KnowledgeLinks / rdfframework

RdfFramework Python Package
MIT License
3 stars 0 forks source link

bf_InstanceOf vs bf_hasInstance and bf_itemOf vs bf_hasItem #15

Closed mstabile75 closed 6 years ago

mstabile75 commented 6 years ago

If there is no hard reason not to. It is better for indexing if to use the has version of properties since in an ideal index scenario work flows to instance down to item in one Elasticsearch document.

Jeremy can you provide feedback on the challenges of switching these owl:inverseOf usages

jermnelson commented 6 years ago

The biggest challenges of reversing the relationships between BF Works, Instance, and Items for Elasticsearch has more to do with the incoming data from LOC marc2bibframe that links the most granular entity class with it corresponding more abstract entity (i.e. BF Item itemOf BF Instance) and changing the current RML mappings for LOC BF to Lean BF. Also, I wonder in a multiple institution situation (i.e. Alliance BIBCAT Goldrush project) where some BF Works may have hundreds of Instances and corresponding Items stored in a single document may have some performance implications verses smaller ES documents if we used a different indexing strategy. This may not matter in the short run but we should do some stress testing on sample ES docs with hundreds of Instances and Items.

mstabile75 commented 6 years ago

fixed in commit 5323221 es_json can now handle owl:inverseOf relationship. handling must be done in the the definitions file.
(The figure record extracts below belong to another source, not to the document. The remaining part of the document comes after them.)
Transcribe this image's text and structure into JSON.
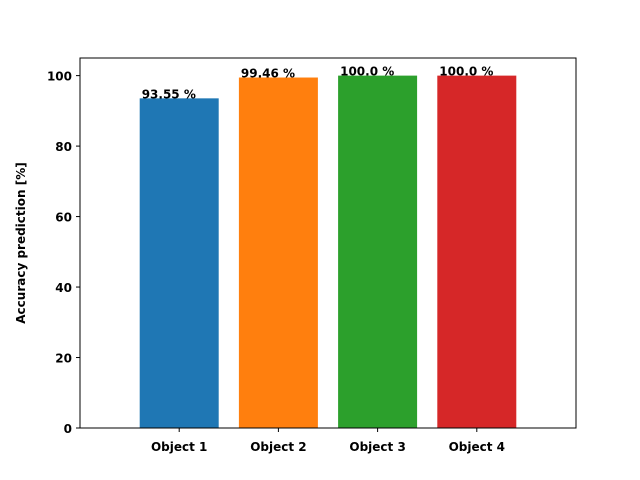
{
  "chart_data": {
    "type": "bar",
    "categories": [
      "Object 1",
      "Object 2",
      "Object 3",
      "Object 4"
    ],
    "values": [
      93.55,
      99.46,
      100.0,
      100.0
    ],
    "data_labels": [
      "93.55 %",
      "99.46 %",
      "100.0 %",
      "100.0 %"
    ],
    "colors": [
      "#1f77b4",
      "#ff7f0e",
      "#2ca02c",
      "#d62728"
    ],
    "title": "",
    "xlabel": "",
    "ylabel": "Accuracy prediction [%]",
    "ylim": [
      0,
      105
    ],
    "yticks": [
      0,
      20,
      40,
      60,
      80,
      100
    ],
    "ytick_labels": [
      "0",
      "20",
      "40",
      "60",
      "80",
      "100"
    ],
    "grid": false,
    "legend": "none"
  }
}
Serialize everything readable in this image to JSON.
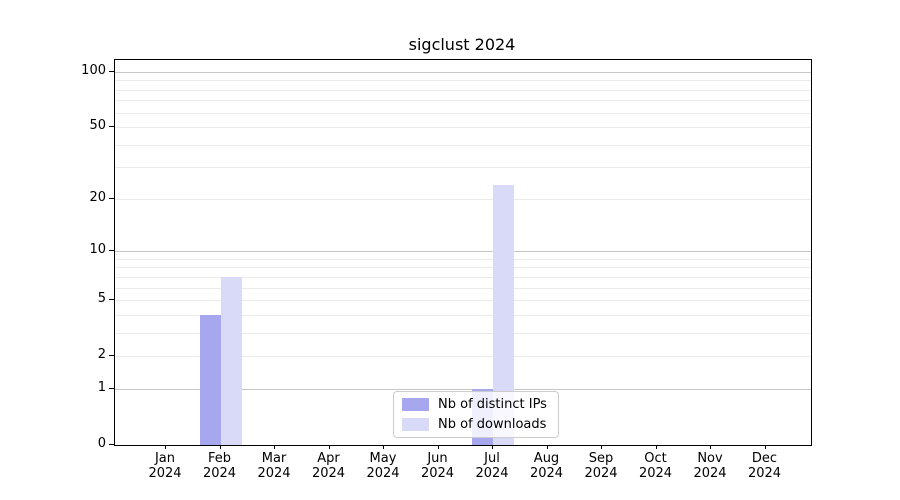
{
  "title": "sigclust 2024",
  "chart_data": {
    "type": "bar",
    "title": "sigclust 2024",
    "months": [
      "Jan",
      "Feb",
      "Mar",
      "Apr",
      "May",
      "Jun",
      "Jul",
      "Aug",
      "Sep",
      "Oct",
      "Nov",
      "Dec"
    ],
    "year": "2024",
    "categories": [
      "Jan 2024",
      "Feb 2024",
      "Mar 2024",
      "Apr 2024",
      "May 2024",
      "Jun 2024",
      "Jul 2024",
      "Aug 2024",
      "Sep 2024",
      "Oct 2024",
      "Nov 2024",
      "Dec 2024"
    ],
    "series": [
      {
        "name": "Nb of distinct IPs",
        "color": "#a7a7f0",
        "values": [
          0,
          4,
          0,
          0,
          0,
          0,
          1,
          0,
          0,
          0,
          0,
          0
        ]
      },
      {
        "name": "Nb of downloads",
        "color": "#d9d9f8",
        "values": [
          0,
          7,
          0,
          0,
          0,
          0,
          24,
          0,
          0,
          0,
          0,
          0
        ]
      }
    ],
    "xlabel": "",
    "ylabel": "",
    "yscale": "log(1+x)",
    "ylim": [
      0,
      116
    ],
    "y_ticks": [
      0,
      1,
      2,
      5,
      10,
      20,
      50,
      100
    ],
    "grid_major": [
      1,
      10,
      100
    ],
    "grid_minor": [
      2,
      3,
      4,
      5,
      6,
      7,
      8,
      9,
      20,
      30,
      40,
      50,
      60,
      70,
      80,
      90
    ],
    "grid": "on",
    "legend_position": "lower center"
  },
  "colors": {
    "distinct_ips": "#a7a7f0",
    "downloads": "#d9d9f8",
    "grid_major": "#c6c6c6",
    "grid_minor": "#ebebeb",
    "axis": "#000000",
    "background": "#ffffff"
  }
}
Like this:

bf:hasInstance kds:rangeDef [ kds:appliesToClass kdr:AllClasses ; kds:esLookup owl:inverseOf ] .

bf:instanceOf kds:rangeDef [ kds:appliesToClass kdr:AllClasses ; kds:esIndexType es:Ignored ] .

The es:Ignored and kds:esLookup are used in conjunction to avoid recursive nesting of the inverse properties

jermnelson commented 6 years ago

Where would these triples reside? I'm worried we're diverging too much from the RML spec by introducing our own vocabulary triples to the RML map.
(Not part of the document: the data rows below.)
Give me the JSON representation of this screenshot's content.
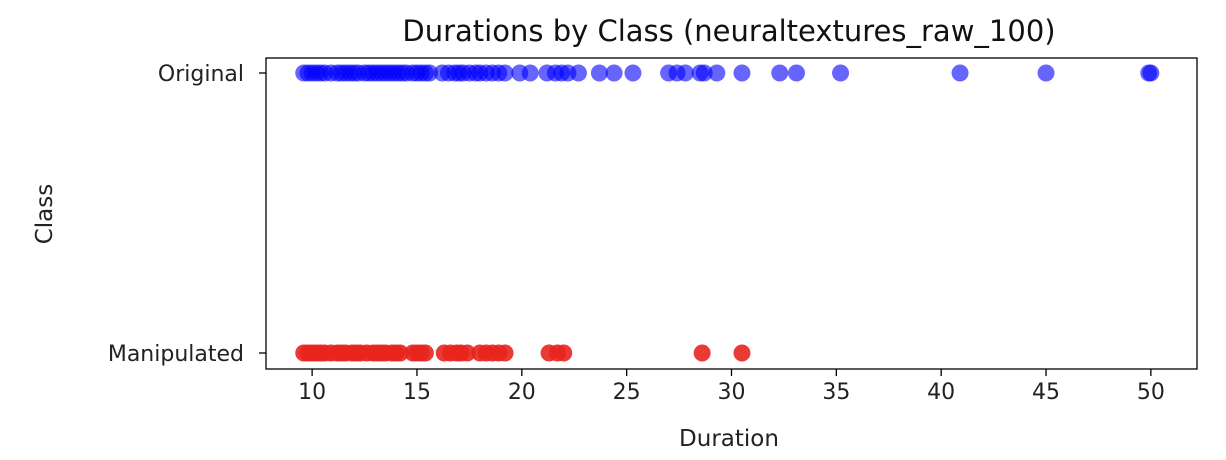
{
  "chart_data": {
    "type": "scatter",
    "title": "Durations by Class (neuraltextures_raw_100)",
    "xlabel": "Duration",
    "ylabel": "Class",
    "xlim": [
      7.8,
      52.2
    ],
    "xticks": [
      10,
      15,
      20,
      25,
      30,
      35,
      40,
      45,
      50
    ],
    "categories": [
      "Manipulated",
      "Original"
    ],
    "grid": false,
    "series": [
      {
        "category": "Original",
        "color": "#0000ff",
        "alpha": 0.6,
        "x": [
          9.6,
          9.8,
          10.0,
          10.2,
          10.4,
          10.6,
          10.9,
          11.2,
          11.4,
          11.6,
          11.8,
          12.0,
          12.2,
          12.5,
          12.7,
          12.9,
          13.1,
          13.3,
          13.5,
          13.7,
          13.9,
          14.1,
          14.3,
          14.5,
          14.8,
          15.0,
          15.2,
          15.4,
          15.6,
          16.2,
          16.5,
          16.8,
          17.0,
          17.2,
          17.5,
          17.8,
          18.0,
          18.3,
          18.6,
          18.9,
          19.2,
          19.9,
          20.4,
          21.2,
          21.6,
          21.9,
          22.2,
          22.7,
          23.7,
          24.4,
          25.3,
          27.0,
          27.4,
          27.8,
          28.5,
          28.7,
          29.3,
          30.5,
          32.3,
          33.1,
          35.2,
          40.9,
          45.0,
          49.9,
          50.0
        ]
      },
      {
        "category": "Manipulated",
        "color": "#e8251e",
        "alpha": 0.9,
        "x": [
          9.6,
          9.8,
          10.0,
          10.2,
          10.4,
          10.6,
          10.9,
          11.2,
          11.4,
          11.6,
          11.9,
          12.1,
          12.3,
          12.6,
          12.9,
          13.1,
          13.3,
          13.5,
          13.8,
          14.0,
          14.2,
          14.8,
          15.0,
          15.2,
          15.4,
          16.3,
          16.6,
          16.9,
          17.1,
          17.4,
          18.0,
          18.3,
          18.6,
          18.9,
          19.2,
          21.3,
          21.7,
          22.0,
          28.6,
          30.5
        ]
      }
    ]
  }
}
mstabile75 commented 6 years ago

These currently reside in the bibcat/rdfw-definitions/bc_core_links.ttl file. They are not connected to RML in away. I can't use RML for the elasticsearch conversion since the conversion process needs to be tightly woven with the core rdf vocabularies. The elasticsearch conversion makes assumptions based on the the core vocabularies. When those assumptions fail, like, in this case, an override option can be added to the active_defs triplestore. Envision the elasticsearch index as a 'as close as possible' representation of the data in the triplestore and interaction between the two should be transparent outside of the core system. The RML processor conversions should be a translation between external and core (i.e. knowledge links bibcat) datasets.

Where the RML and elasticseach will intersect is for caching. example:

Caching process:

  1. query the triplestore for an item and associated data
  2. data loaded into an RdfDataset
  3. Embedded in the dataset is the mapping and conversion to a rdfframework elasticsearch document
  4. Run any RML processors against the dataset for caching purposes and add those text dumps to the elasticsearch document. With the json_qry options in the RML we should not need to requery the triplestore at this point.
  5. post the document to elasticsearch